# VIP722 PIP Question



## pengel10 (Nov 12, 2007)

I am new to this forum so I apologize if this question has already been aired.

On the Dish VIP722, how does one change the channel on the PIP? I have tried everything I can think of: swapping the PIP and punching in a new channel, scrolling, etc. when I check the new PIP channel, it's still the same channel as before I did the swap.

Any hints out there for managing the PIP channel?

Pete


----------



## 4bama (Aug 6, 2006)

pengel10 said:


> I am new to this forum so I apologize if this question has already been aired.
> 
> On the Dish VIP722, how does one change the channel on the PIP? I have tried everything I can think of: swapping the PIP and punching in a new channel, scrolling, etc. when I check the new PIP channel, it's still the same channel as before I did the swap.
> 
> ...


Works fine for me. When you "swap" the tuner in the left pane can be changed to any other channel, either by direct channel input or from the guide.

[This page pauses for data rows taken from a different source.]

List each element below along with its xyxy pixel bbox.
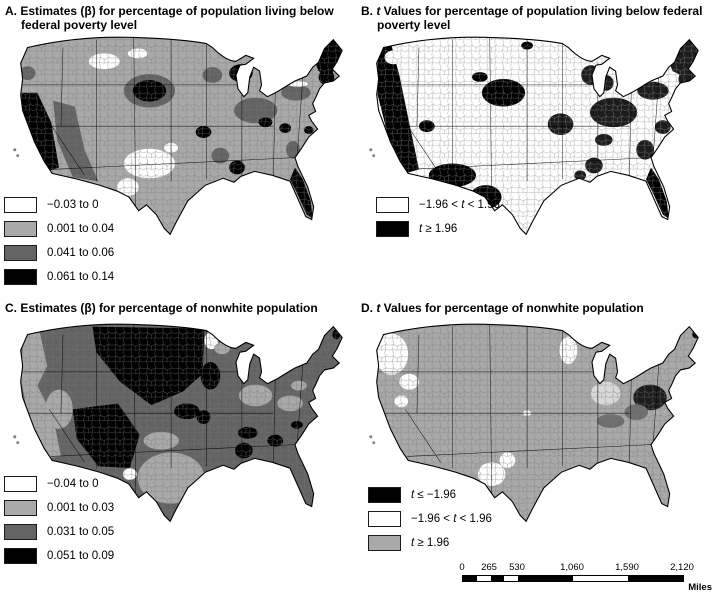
legend-item: 0.051 to 0.09: [4, 548, 114, 564]
legend-label: −0.03 to 0: [47, 199, 99, 211]
scale-tick: 1,590: [615, 562, 639, 573]
map-panel-d: [369, 323, 699, 523]
scale-segment: [518, 576, 573, 581]
scale-segment: [490, 576, 505, 581]
legend-item: 0.031 to 0.05: [4, 524, 114, 540]
legend-item: 0.001 to 0.04: [4, 221, 114, 237]
legend-item: 0.061 to 0.14: [4, 269, 114, 285]
legend-item: t ≥ 1.96: [376, 221, 500, 237]
legend-label: −1.96 < t < 1.96: [419, 199, 500, 211]
legend-item: 0.001 to 0.03: [4, 500, 114, 516]
map-panel-a: [13, 36, 343, 236]
legend-swatch: [4, 500, 37, 516]
legend-swatch: [4, 476, 37, 492]
legend-label: t ≤ −1.96: [411, 489, 457, 501]
legend-swatch: [368, 535, 401, 551]
us-outline: [20, 323, 343, 523]
legend-panel-c: −0.04 to 0 0.001 to 0.03 0.031 to 0.05 0…: [4, 476, 114, 564]
legend-panel-b: −1.96 < t < 1.96 t ≥ 1.96: [376, 197, 500, 237]
scale-bar: 0 265 530 1,060 1,590 2,120 Miles: [452, 562, 712, 593]
scale-tick: 0: [459, 562, 465, 573]
legend-panel-a: −0.03 to 0 0.001 to 0.04 0.041 to 0.06 0…: [4, 197, 114, 285]
legend-swatch: [376, 221, 409, 237]
legend-swatch: [4, 524, 37, 540]
scale-tick: 2,120: [670, 562, 694, 573]
legend-swatch: [4, 221, 37, 237]
scale-segment: [628, 576, 683, 581]
legend-swatch: [4, 269, 37, 285]
scale-segment: [504, 576, 518, 581]
scale-tick: 1,060: [560, 562, 584, 573]
legend-swatch: [376, 197, 409, 213]
panel-d-title: D. t Values for percentage of nonwhite p…: [361, 301, 644, 315]
scale-tick: 265: [481, 562, 497, 573]
legend-swatch: [368, 511, 401, 527]
panel-a-title: A. Estimates (β) for percentage of popul…: [5, 4, 334, 33]
us-outline: [20, 36, 343, 236]
legend-swatch: [368, 487, 401, 503]
scale-segment: [476, 576, 491, 581]
panel-b: B. t Values for percentage of population…: [356, 0, 712, 296]
legend-item: −0.03 to 0: [4, 197, 114, 213]
legend-label: 0.001 to 0.03: [47, 502, 115, 514]
legend-panel-d: t ≤ −1.96 −1.96 < t < 1.96 t ≥ 1.96: [368, 487, 492, 551]
legend-label: 0.061 to 0.14: [47, 271, 115, 283]
legend-swatch: [4, 548, 37, 564]
legend-swatch: [4, 245, 37, 261]
legend-item: −1.96 < t < 1.96: [376, 197, 500, 213]
legend-item: t ≥ 1.96: [368, 535, 492, 551]
legend-item: t ≤ −1.96: [368, 487, 492, 503]
legend-label: −1.96 < t < 1.96: [411, 513, 492, 525]
panel-d: D. t Values for percentage of nonwhite p…: [356, 297, 712, 593]
scale-segment: [573, 576, 628, 581]
panel-c: C. Estimates (β) for percentage of nonwh…: [0, 297, 356, 593]
legend-item: −0.04 to 0: [4, 476, 114, 492]
legend-item: 0.041 to 0.06: [4, 245, 114, 261]
us-outline: [376, 36, 699, 236]
map-panel-b: [369, 36, 699, 236]
us-outline: [376, 323, 699, 523]
legend-label: 0.031 to 0.05: [47, 526, 115, 538]
legend-label: 0.001 to 0.04: [47, 223, 115, 235]
scale-segment: [463, 576, 477, 581]
scale-tick: 530: [509, 562, 525, 573]
legend-swatch: [4, 197, 37, 213]
legend-label: −0.04 to 0: [47, 478, 99, 490]
legend-item: −1.96 < t < 1.96: [368, 511, 492, 527]
legend-label: t ≥ 1.96: [411, 537, 450, 549]
panel-b-title: B. t Values for percentage of population…: [361, 4, 703, 33]
panel-a: A. Estimates (β) for percentage of popul…: [0, 0, 356, 296]
panel-c-title: C. Estimates (β) for percentage of nonwh…: [5, 301, 318, 315]
legend-label: t ≥ 1.96: [419, 223, 458, 235]
map-panel-c: [13, 323, 343, 523]
legend-label: 0.051 to 0.09: [47, 550, 115, 562]
scale-unit-label: Miles: [688, 582, 712, 593]
legend-label: 0.041 to 0.06: [47, 247, 115, 259]
scale-bar-segments: [462, 575, 684, 582]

After you select the channel for the left pane use swap again and you can select any channel the same way.

Now, even if you turn PIP off using the swap button will switch between the two tuners and the channels you selected above. This is much faster than using the "recall" button.


----------



## JackDobiash (Jul 20, 2005)

Plus, both channels are still be recorded live so you can backup on either one of them


----------



## Ron Barry (Dec 10, 2002)

Seems this is well covered. The key is you can only change the channel when it is in the big window or when it is on the left side of side by side. To toggle between PIP swap is your friend. 

and :welcome_s to DBSTalk. Hope you find our corner of the net to your liking.


----------